On July 1, an agreement between the City of Santa Monica and the federal government that requires the city to maintain low cost leases and an extra 2,000 feet of runway at the Santa Monica Airport expires. Whether this means that the city can close this portion of the runway and cancel leases remains a matter for lawyers and judges to decide, but one thing is clear: change is finally coming to the Santa Monica Airport. It might not get here until 2018, but it’s coming.

Click on the image to see the whole flyer.
Click on the image to see the whole flyer.

Tomorrow night, the City Council will debate what measures (read the staff report: here) the city should pursue to finally take a measure of control at the airport.

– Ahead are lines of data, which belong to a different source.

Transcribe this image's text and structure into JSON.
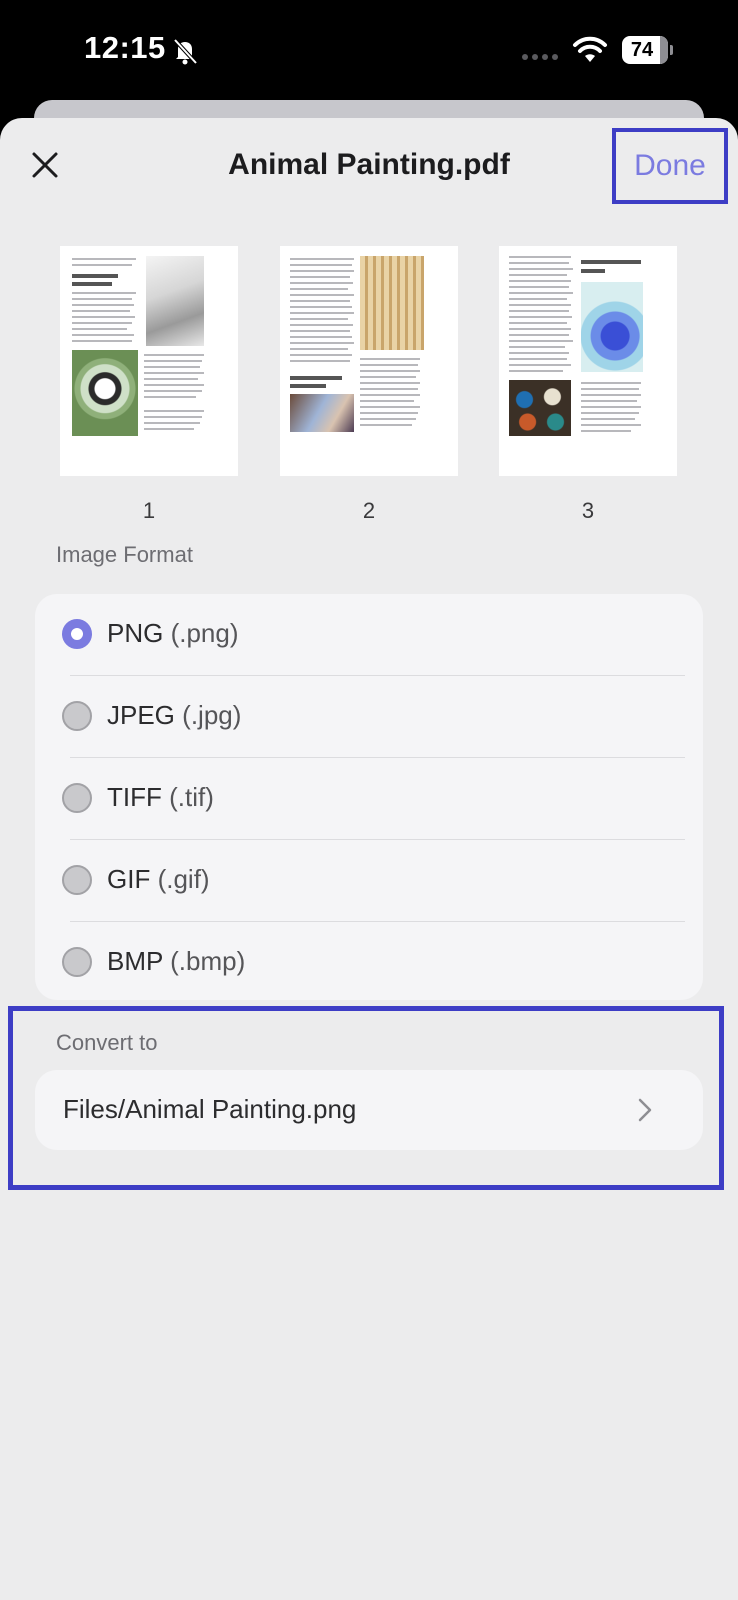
{
  "status_bar": {
    "time": "12:15",
    "battery": "74",
    "icons": [
      "bell-slash-icon",
      "signal-icon",
      "wifi-icon",
      "battery-icon"
    ]
  },
  "header": {
    "title": "Animal Painting.pdf",
    "done_label": "Done",
    "close_icon": "close-icon"
  },
  "pages": [
    {
      "number": "1",
      "heading": "How to Draw Our Favorite Pets"
    },
    {
      "number": "2",
      "heading": "Animals are a part of our daily life"
    },
    {
      "number": "3",
      "heading": "Different Painting Styles"
    }
  ],
  "image_format": {
    "label": "Image Format",
    "options": [
      {
        "name": "PNG",
        "ext": "(.png)",
        "selected": true
      },
      {
        "name": "JPEG",
        "ext": "(.jpg)",
        "selected": false
      },
      {
        "name": "TIFF",
        "ext": "(.tif)",
        "selected": false
      },
      {
        "name": "GIF",
        "ext": "(.gif)",
        "selected": false
      },
      {
        "name": "BMP",
        "ext": "(.bmp)",
        "selected": false
      }
    ]
  },
  "convert": {
    "label": "Convert to",
    "path": "Files/Animal Painting.png"
  },
  "colors": {
    "accent": "#7b7be0",
    "highlight_box": "#3d3dc5",
    "sheet_background": "#ececed"
  }
}
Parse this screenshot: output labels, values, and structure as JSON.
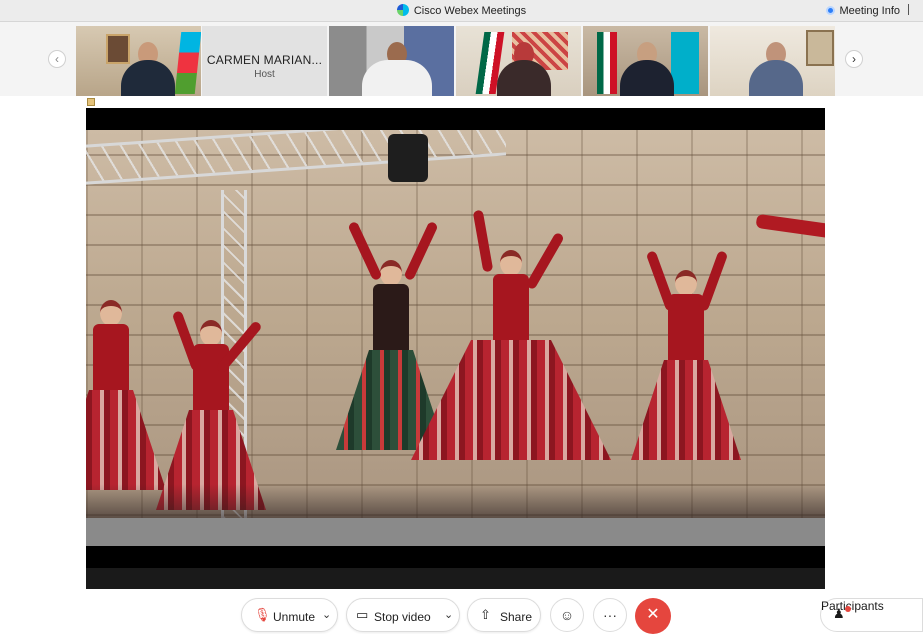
{
  "window": {
    "title": "Cisco Webex Meetings",
    "meeting_info_label": "Meeting Info"
  },
  "participants_strip": {
    "prev_icon": "chevron-left-icon",
    "next_icon": "chevron-right-icon",
    "host_tile": {
      "name": "CARMEN MARIAN...",
      "role": "Host"
    }
  },
  "controls": {
    "unmute_label": "Unmute",
    "stop_video_label": "Stop video",
    "share_label": "Share",
    "more_label": "···",
    "end_icon": "✕",
    "participants_label": "Participants"
  },
  "colors": {
    "end_button": "#e5463e",
    "accent": "#2d7ff9"
  }
}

While the Council-appointed Airport Commission and and some residential groups are recommending aggressive changes, such as moving all tenants to month-to-month leases and an immediate closure of the “quitclaim property” (the 2,000 feet of runway on the west end of the airport), the Council seems poised to approve a more cautious battle plan.

The city staff’s plan would put smaller and non-aviation tenants on month-to-month leases while the city negotiated new three-year leases with the five largest aviation renters. These leases wouldn’t just include higher rents, but also restrictions on what kind of fuel jets could use and even what kinds of planes would park at the spots. This more voluntary plan would avoid lawsuits as cleaning the airport and reducing jet traffic would be a collaborative effort and not one that would attract litigation from the Federal Aviation Administration and pilot advocacy organizations.

Many of the advocates who had July 1, 2015 circled on their calendar for years are unhappy with the three-year-lease plan.

“We have heard for decades that the airport problem would be dealt with in 2015, when the 1984 Settlement Agreement expires,”  Sunset Park resident Alan Levenson of No Jets Santa Monica Airport writes. “Now staff suggests extending Atlantic Aviation’s leases another three years. After winning LC, the city staff suggests making 2018 the new 2015. We do not want to give the jets an olive branch for three more years, especially when no contract or agreement or the FAA says we must.”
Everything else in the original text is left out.